In a keynote interview published in last month’s issue of Infrastructure Investor magazine, Henk Huizing, the head of infrastructure at the €105 billion pension provider, disclosed that PGGM pays fees to Lend Lease for the management services rendered:

“We pay fees, it’s no secret, but we pay a management fee which is cost-based. I think you can view it in this way: either we would have to put in our own people [managing the daily operations] or we would have to hire somebody else to do that for us. And in this case, Lend Lease is doing it for us – or for the joint venture, in fact.”

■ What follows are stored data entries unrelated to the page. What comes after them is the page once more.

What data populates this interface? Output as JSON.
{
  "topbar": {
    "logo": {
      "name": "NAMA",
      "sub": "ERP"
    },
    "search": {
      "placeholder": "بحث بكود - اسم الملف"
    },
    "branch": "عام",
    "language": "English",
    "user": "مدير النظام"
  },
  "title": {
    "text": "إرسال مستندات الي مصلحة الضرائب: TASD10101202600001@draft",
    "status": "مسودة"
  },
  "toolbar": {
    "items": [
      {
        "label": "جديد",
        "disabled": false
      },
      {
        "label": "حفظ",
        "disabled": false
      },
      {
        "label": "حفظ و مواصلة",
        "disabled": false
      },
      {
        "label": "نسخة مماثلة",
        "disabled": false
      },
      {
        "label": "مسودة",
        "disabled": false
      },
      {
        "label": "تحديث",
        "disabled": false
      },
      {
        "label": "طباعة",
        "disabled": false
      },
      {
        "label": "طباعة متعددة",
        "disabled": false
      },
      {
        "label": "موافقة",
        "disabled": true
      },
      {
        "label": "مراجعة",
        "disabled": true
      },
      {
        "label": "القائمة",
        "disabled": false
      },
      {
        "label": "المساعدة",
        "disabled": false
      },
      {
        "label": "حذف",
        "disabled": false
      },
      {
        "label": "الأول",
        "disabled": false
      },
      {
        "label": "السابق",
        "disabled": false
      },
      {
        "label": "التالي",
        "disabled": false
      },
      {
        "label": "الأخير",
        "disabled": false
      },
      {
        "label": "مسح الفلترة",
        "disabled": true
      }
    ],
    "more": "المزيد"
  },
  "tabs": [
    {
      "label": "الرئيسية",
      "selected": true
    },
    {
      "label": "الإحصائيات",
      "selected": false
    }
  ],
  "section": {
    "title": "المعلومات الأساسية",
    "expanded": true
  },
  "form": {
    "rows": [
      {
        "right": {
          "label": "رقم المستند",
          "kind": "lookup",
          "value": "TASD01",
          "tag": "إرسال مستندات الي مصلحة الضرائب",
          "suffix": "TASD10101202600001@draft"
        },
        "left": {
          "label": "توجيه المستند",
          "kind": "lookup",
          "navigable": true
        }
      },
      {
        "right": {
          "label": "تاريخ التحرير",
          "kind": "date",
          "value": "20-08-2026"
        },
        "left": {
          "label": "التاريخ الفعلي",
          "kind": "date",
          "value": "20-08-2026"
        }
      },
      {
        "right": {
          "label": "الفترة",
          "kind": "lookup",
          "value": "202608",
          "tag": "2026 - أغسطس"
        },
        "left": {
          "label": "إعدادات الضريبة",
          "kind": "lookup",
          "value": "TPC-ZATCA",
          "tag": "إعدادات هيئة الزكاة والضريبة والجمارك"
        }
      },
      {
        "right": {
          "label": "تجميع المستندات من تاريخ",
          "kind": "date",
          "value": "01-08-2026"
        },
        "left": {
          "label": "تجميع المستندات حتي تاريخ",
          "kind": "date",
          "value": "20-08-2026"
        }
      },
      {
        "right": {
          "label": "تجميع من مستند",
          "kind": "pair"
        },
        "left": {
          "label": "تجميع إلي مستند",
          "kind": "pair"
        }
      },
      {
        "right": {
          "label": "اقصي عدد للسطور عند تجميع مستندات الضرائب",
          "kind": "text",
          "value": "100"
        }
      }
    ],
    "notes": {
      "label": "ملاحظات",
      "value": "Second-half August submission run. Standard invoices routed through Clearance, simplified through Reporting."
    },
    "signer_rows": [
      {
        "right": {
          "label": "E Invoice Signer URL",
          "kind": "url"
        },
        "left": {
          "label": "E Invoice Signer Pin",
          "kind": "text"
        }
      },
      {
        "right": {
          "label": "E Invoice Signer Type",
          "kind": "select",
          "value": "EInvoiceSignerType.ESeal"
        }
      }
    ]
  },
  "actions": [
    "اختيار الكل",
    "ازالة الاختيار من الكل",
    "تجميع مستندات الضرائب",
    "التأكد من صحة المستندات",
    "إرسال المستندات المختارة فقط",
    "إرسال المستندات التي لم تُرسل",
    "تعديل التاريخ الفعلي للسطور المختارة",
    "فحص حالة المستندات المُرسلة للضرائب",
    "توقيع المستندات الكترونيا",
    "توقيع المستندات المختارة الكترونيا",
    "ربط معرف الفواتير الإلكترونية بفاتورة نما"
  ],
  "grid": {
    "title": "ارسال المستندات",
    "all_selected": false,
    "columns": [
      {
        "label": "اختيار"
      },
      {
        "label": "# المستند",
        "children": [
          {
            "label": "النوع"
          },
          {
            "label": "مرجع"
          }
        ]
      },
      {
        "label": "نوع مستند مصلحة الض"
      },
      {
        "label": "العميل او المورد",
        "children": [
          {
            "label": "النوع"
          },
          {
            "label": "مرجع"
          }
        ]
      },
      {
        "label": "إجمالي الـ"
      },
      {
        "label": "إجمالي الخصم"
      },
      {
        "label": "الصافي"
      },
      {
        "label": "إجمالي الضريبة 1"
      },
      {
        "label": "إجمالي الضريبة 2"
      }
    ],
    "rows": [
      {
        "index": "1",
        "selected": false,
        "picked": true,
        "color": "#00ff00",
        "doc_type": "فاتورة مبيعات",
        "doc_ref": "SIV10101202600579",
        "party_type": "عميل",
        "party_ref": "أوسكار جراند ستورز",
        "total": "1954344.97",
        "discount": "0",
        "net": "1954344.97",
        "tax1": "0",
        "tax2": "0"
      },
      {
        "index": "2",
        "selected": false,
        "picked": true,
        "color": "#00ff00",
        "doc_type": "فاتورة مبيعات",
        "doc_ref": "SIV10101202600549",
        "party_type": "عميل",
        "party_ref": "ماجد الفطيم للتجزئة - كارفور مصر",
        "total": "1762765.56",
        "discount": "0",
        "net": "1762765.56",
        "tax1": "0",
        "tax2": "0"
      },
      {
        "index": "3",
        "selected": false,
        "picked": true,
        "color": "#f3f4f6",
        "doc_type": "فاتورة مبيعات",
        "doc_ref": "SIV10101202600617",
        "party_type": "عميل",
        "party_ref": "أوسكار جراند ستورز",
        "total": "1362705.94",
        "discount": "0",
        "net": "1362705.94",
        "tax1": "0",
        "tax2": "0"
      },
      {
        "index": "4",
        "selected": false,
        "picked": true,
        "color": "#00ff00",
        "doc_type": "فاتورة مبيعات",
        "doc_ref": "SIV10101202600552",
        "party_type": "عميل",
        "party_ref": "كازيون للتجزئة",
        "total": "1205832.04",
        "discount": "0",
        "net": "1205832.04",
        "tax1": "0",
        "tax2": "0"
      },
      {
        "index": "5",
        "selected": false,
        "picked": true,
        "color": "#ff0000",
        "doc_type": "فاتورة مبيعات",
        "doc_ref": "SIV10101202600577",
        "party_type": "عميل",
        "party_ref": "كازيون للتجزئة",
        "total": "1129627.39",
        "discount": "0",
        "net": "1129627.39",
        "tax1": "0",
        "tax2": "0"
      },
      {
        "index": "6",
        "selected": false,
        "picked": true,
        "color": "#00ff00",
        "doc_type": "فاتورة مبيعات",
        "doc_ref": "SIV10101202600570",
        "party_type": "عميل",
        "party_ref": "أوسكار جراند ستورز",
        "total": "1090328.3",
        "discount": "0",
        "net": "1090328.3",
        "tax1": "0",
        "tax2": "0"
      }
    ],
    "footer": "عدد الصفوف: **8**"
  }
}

Huizing elaborated: “So, we pay a slight, cost-based management fee, based on actual activities, and we pay an outperformance fee. That’s also a difference: there’s no catch-up whatsoever; there’s a hurdle rate and slight outperformance fee just to incentivise Lend Lease to get the best out of the projects. [Compared with traditional general partner structures], these [developer] structures are completely different,” he concluded.